This is the one I liked most from last week’s batch of Post Secret postcards.
I remember feeling like this at one point in time. That feeling’s common with people who celebrate their birthdays in December. Either people remember your birthday more, or they’re more prone to forgetting. Even for someone like me who anchors his birthday on a widely celebrated event (when asked, I always say my birthday’s on the first day of Misa de Gallo/midnight masses).
The closer it is to the 25th, the more they tend to forget. I can just imagine how Rey, a friend of mine born on Christmas day itself, must sometimes feel. I remember his holiday text a few Christmases back: “Let’s not forget the reason for the season,” pertaining to himself. I‘m sure he doesn’t always sound that jovial come Christmas time. Wait, that day’s also his birthday. I forgot.
Not that I take it against my friends. It’s just that when your special day is eclipsed by the Savior’s, one can’t help but feel a little peeved sometimes. When I was a kid, it was mostly about the injustice of getting one gift instead of two. Kids are supposed to get birthday and Christmas gifts. Those are two distinct occasions and little boys must never be made to suffer the cruelty of getting bundled 2-in-1 gifts.
I’ve long gotten past that. But I still find myself sulking when people forget about my birthday.
Just last December, my Mom and her entire posse from home were all over my Tierra Pura house rushing last minute preparations for our housewarming party (which was to be held a day after my birthday). An hour or two before my birthday, I decided to meet up with a friend to count down and welcome my birthday. It was a simple nightcap. I just didn’t want to stay cooped up in the house as I embraced my 26th year on earth. I felt like it was a milestone, and should be treated like one.
At around 2AM, I drove back home. My mom and her entourage were just finishing up. When they saw me come in, they said they were just waiting for me before going back home to Muntinlupa. They packed up, said their goodbyes, and left. None of them remembering to greet me.

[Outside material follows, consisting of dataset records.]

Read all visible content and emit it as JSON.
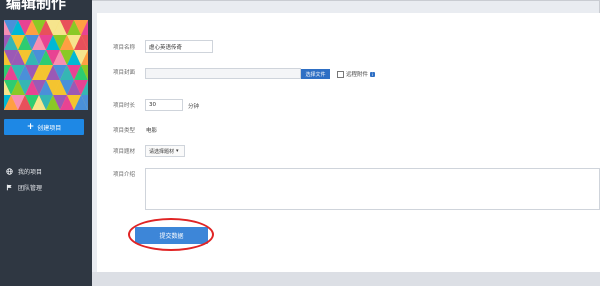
{
  "app": {
    "brand": "编辑制作"
  },
  "sidebar": {
    "create_label": "创建项目",
    "items": [
      {
        "label": "我的项目",
        "icon": "globe-icon"
      },
      {
        "label": "团队管理",
        "icon": "flag-icon"
      }
    ]
  },
  "form": {
    "name_label": "项目名称",
    "name_value": "虐心英语传奇",
    "cover_label": "项目封面",
    "upload_label": "选择文件",
    "remote_label": "远程附件",
    "duration_label": "项目时长",
    "duration_value": "30",
    "duration_unit": "分钟",
    "type_label": "项目类型",
    "type_value": "电影",
    "theme_label": "项目题材",
    "theme_value": "请选择题材",
    "intro_label": "项目介绍",
    "submit_label": "提交数据"
  },
  "colors": {
    "accent": "#1e88e5",
    "sidebar": "#2f3742",
    "highlight": "#e02424"
  }
}
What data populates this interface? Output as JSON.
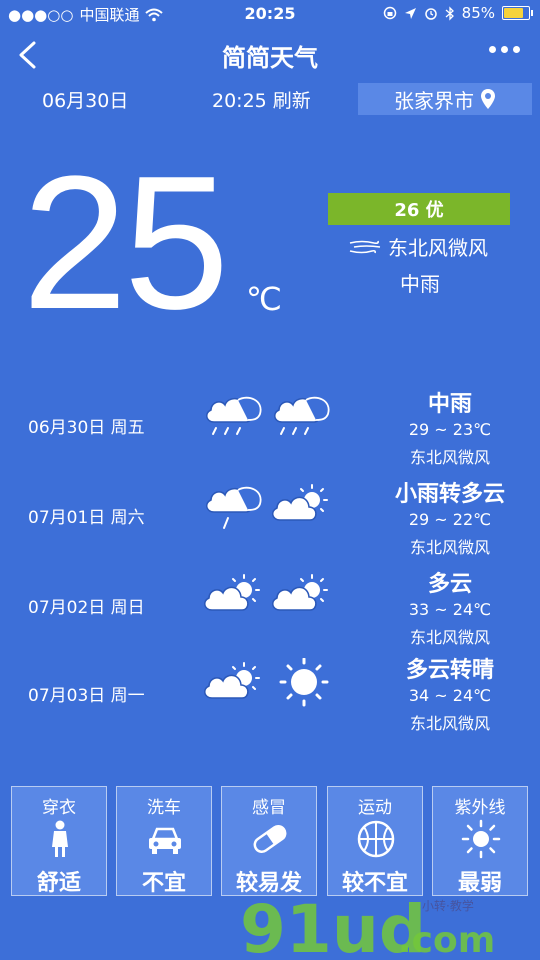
{
  "status_bar": {
    "carrier": "中国联通",
    "time": "20:25",
    "battery": "85%",
    "battery_level": 0.85
  },
  "nav": {
    "title": "简简天气"
  },
  "header": {
    "date": "06月30日",
    "refresh": "20:25 刷新",
    "city": "张家界市"
  },
  "current": {
    "temp": "25",
    "unit": "℃",
    "aqi": "26 优",
    "wind": "东北风微风",
    "condition": "中雨"
  },
  "forecast": [
    {
      "date": "06月30日 周五",
      "condition": "中雨",
      "temp": "29 ~ 23℃",
      "wind": "东北风微风",
      "day_icon": "rain-cloud-icon",
      "night_icon": "rain-cloud-icon"
    },
    {
      "date": "07月01日 周六",
      "condition": "小雨转多云",
      "temp": "29 ~ 22℃",
      "wind": "东北风微风",
      "day_icon": "light-rain-icon",
      "night_icon": "partly-cloudy-icon"
    },
    {
      "date": "07月02日 周日",
      "condition": "多云",
      "temp": "33 ~ 24℃",
      "wind": "东北风微风",
      "day_icon": "partly-cloudy-icon",
      "night_icon": "partly-cloudy-icon"
    },
    {
      "date": "07月03日 周一",
      "condition": "多云转晴",
      "temp": "34 ~ 24℃",
      "wind": "东北风微风",
      "day_icon": "partly-cloudy-icon",
      "night_icon": "sun-icon"
    }
  ],
  "life_index": [
    {
      "title": "穿衣",
      "value": "舒适",
      "icon": "dress-icon"
    },
    {
      "title": "洗车",
      "value": "不宜",
      "icon": "car-icon"
    },
    {
      "title": "感冒",
      "value": "较易发",
      "icon": "pill-icon"
    },
    {
      "title": "运动",
      "value": "较不宜",
      "icon": "basketball-icon"
    },
    {
      "title": "紫外线",
      "value": "最弱",
      "icon": "sun-icon"
    }
  ],
  "watermark": {
    "brand": "91ud.com",
    "tagline": "小转·教学"
  },
  "colors": {
    "background": "#3d6fd8",
    "tile_bg": "#5a88e6",
    "aqi_good": "#7bb62a",
    "battery_fill": "#f6d33b"
  }
}
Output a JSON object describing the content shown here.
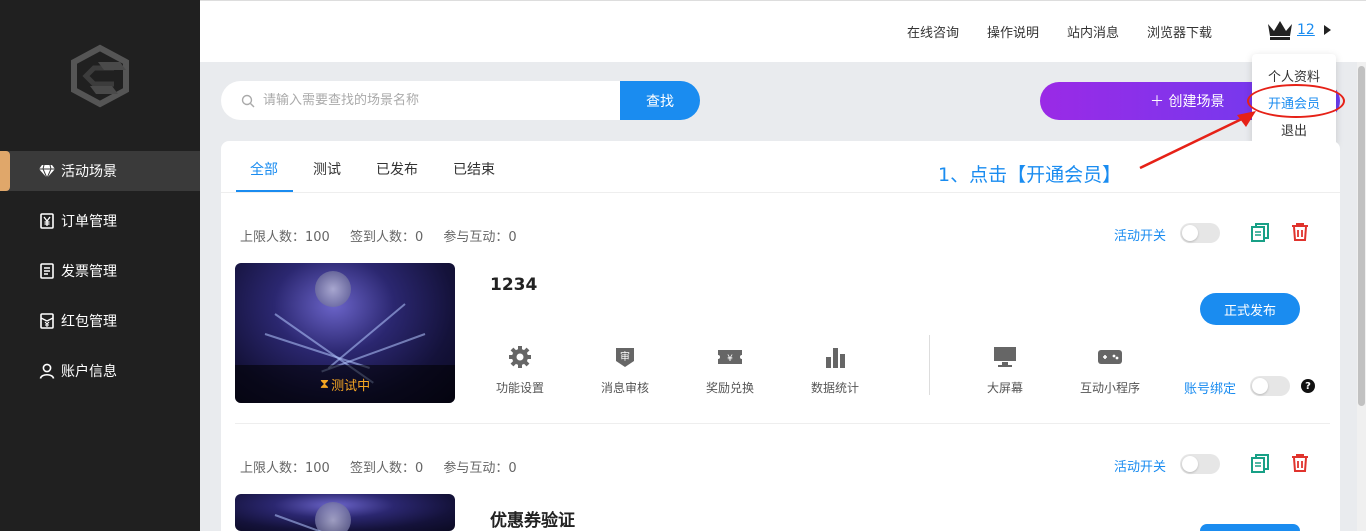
{
  "sidebar": {
    "items": [
      {
        "label": "活动场景",
        "icon": "diamond-icon",
        "active": true
      },
      {
        "label": "订单管理",
        "icon": "yen-doc-icon"
      },
      {
        "label": "发票管理",
        "icon": "invoice-icon"
      },
      {
        "label": "红包管理",
        "icon": "red-packet-icon"
      },
      {
        "label": "账户信息",
        "icon": "user-icon"
      }
    ]
  },
  "topbar": {
    "links": [
      "在线咨询",
      "操作说明",
      "站内消息",
      "浏览器下载"
    ],
    "vip_count": "12"
  },
  "dropdown": {
    "items": [
      "个人资料",
      "开通会员",
      "退出"
    ],
    "highlighted": "开通会员"
  },
  "search": {
    "placeholder": "请输入需要查找的场景名称",
    "button": "查找"
  },
  "create_button": "＋ 创建场景",
  "tabs": [
    "全部",
    "测试",
    "已发布",
    "已结束"
  ],
  "annotation": "1、点击【开通会员】",
  "colors": {
    "accent": "#1a8cf0",
    "create_gradient_start": "#9a2ae6",
    "create_gradient_end": "#6a3ef0",
    "sidebar_bg": "#202020",
    "active_marker": "#e0a76a",
    "annotation_red": "#e62117",
    "testing_status": "#f5a623"
  },
  "scenes": [
    {
      "stats": [
        "上限人数：100",
        "签到人数：0",
        "参与互动：0"
      ],
      "switch_label": "活动开关",
      "title": "1234",
      "status": "测试中",
      "features": [
        "功能设置",
        "消息审核",
        "奖励兑换",
        "数据统计"
      ],
      "extras": [
        "大屏幕",
        "互动小程序"
      ],
      "publish_button": "正式发布",
      "bind_label": "账号绑定"
    },
    {
      "stats": [
        "上限人数：100",
        "签到人数：0",
        "参与互动：0"
      ],
      "switch_label": "活动开关",
      "title": "优惠券验证"
    }
  ]
}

It’s not really as melodramatic as it sounds. A few hours after, before lunch, they came back. My aunt rudely drew me out from slumber by screaming “Happy Birthday!” (which is every bit as bad as being doused by cold water while sleeping). So you see they didn’t really forget, but I still felt a little neglected the night before. Imagine how one must feel if his birthday comes as an afterthought to holiday resolutions of completing the midnight masses.
Of course, I submit we yuletide babies don’t have the monopoly of this predicament. I’m sure those born on New Year’s Day, Independence Day, or Valentine’s have felt the same way at one time or another. It embarrasses me to admit I’ve bouts of egotism, but we’re all entitled to it. That’s why I always make it a point to greet people on their birthdays, even belatedly.
Everyday is a celebration. Someone is bound to lay claim over even the most inconsequential day of the year. That has yet to account for the different kinds of anniversaries and ceremonial “firsts” of our lives. Now, I make it a habit to note down every event. You’ll never know when you would need to be reminded of occasions that at particular moments seem trivial, only to realize months after that around it revolved a significant occasion for someone.
In aid of that new resolution, I blew thousands of bucks on those damn iced crème brulee lattes and successfully completed that Starbucks Coffee 2006 planner stamp card. I collected my reward last week (no sweat broken since I have a daily fix of it anyway). I’ve yet to fill the planner up, but having the notebook makes me glad it’s going to be easier remembering everyone’s birthday, as I hope people would remember mine.